One U.S.-launched anti-corruption effort was introduced by General Petraeus today. He ordered commanders of ISAF to keep tabs on how they’re spending U.S. money and make sure they don’t enable contracting corruption. Commanders have a set of guidelines to follow that include consulting local leaders, hiring more Afghans instead of outside contractors, and relying on intelligence reports to maintain “adequate oversight at all levels."
Special envoy Richard Holbrooke will travel to Pakistan this week to tour the country’s flood damage. His visit comes as the Pakistani army is on the defensive, struggling to keep up a relief effort while fighting Islamist insurgents. Holbrooke’s main goal is to assess “how we need to adapt our approach to Pakistan” in light of the flooding and an upcoming transition to reconstruction efforts. Though State Department spokesman PJ Crowley said Holbrooke may stray from that strict topic, adding that “knowing Richard, whenever he’s in Pakistan, he has the opportunity to interact with a wide range of Pakistani officials.”

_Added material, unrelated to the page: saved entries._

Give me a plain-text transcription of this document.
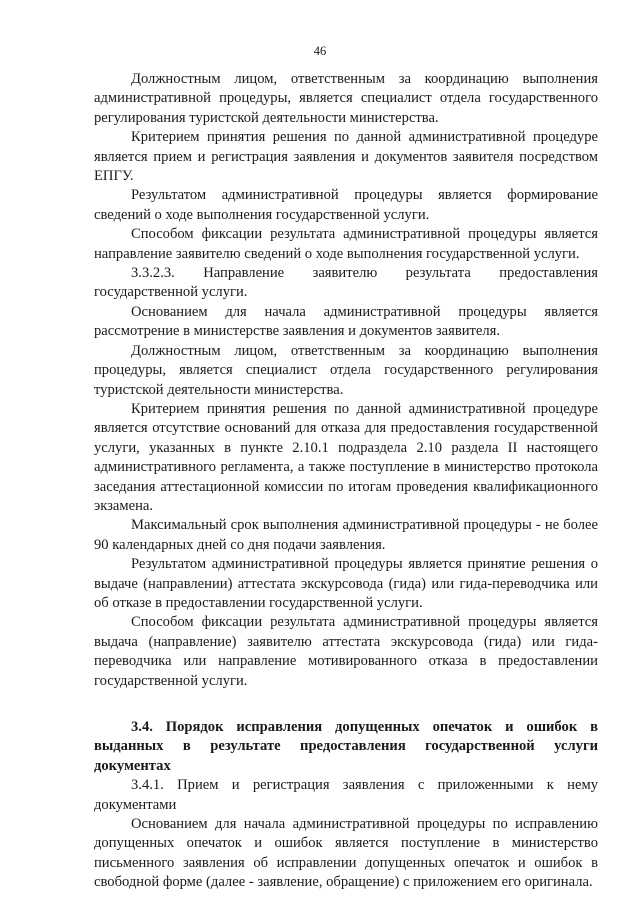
46

Должностным лицом, ответственным за координацию выполнения административной процедуры, является специалист отдела государственного регулирования туристской деятельности министерства.

Критерием принятия решения по данной административной процедуре является прием и регистрация заявления и документов заявителя посредством ЕПГУ.

Результатом административной процедуры является формирование сведений о ходе выполнения государственной услуги.

Способом фиксации результата административной процедуры является направление заявителю сведений о ходе выполнения государственной услуги.

3.3.2.3. Направление заявителю результата предоставления государственной услуги.

Основанием для начала административной процедуры является рассмотрение в министерстве заявления и документов заявителя.

Должностным лицом, ответственным за координацию выполнения процедуры, является специалист отдела государственного регулирования туристской деятельности министерства.

Критерием принятия решения по данной административной процедуре является отсутствие оснований для отказа для предоставления государственной услуги, указанных в пункте 2.10.1 подраздела 2.10 раздела II настоящего административного регламента, а также поступление в министерство протокола заседания аттестационной комиссии по итогам проведения квалификационного экзамена.

Максимальный срок выполнения административной процедуры - не более 90 календарных дней со дня подачи заявления.

Результатом административной процедуры является принятие решения о выдаче (направлении) аттестата экскурсовода (гида) или гида-переводчика или об отказе в предоставлении государственной услуги.

Способом фиксации результата административной процедуры является выдача (направление) заявителю аттестата экскурсовода (гида) или гида-переводчика или направление мотивированного отказа в предоставлении государственной услуги.

3.4. Порядок исправления допущенных опечаток и ошибок в выданных в результате предоставления государственной услуги документах

3.4.1. Прием и регистрация заявления с приложенными к нему документами

Основанием для начала административной процедуры по исправлению допущенных опечаток и ошибок является поступление в министерство письменного заявления об исправлении допущенных опечаток и ошибок в свободной форме (далее - заявление, обращение) с приложением его оригинала.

And Stephen Bosworth met with the South Korean minister for unification and other government to discuss peace on the Korean peninsula. The special representative happened to mention the prospect of bilateral talks as part of the broader Six-Party Talks framework in a media appearance. Crowley tried to clarify the comment: “bilateral contacts can include any country within the Six-Party process, not just the United States.”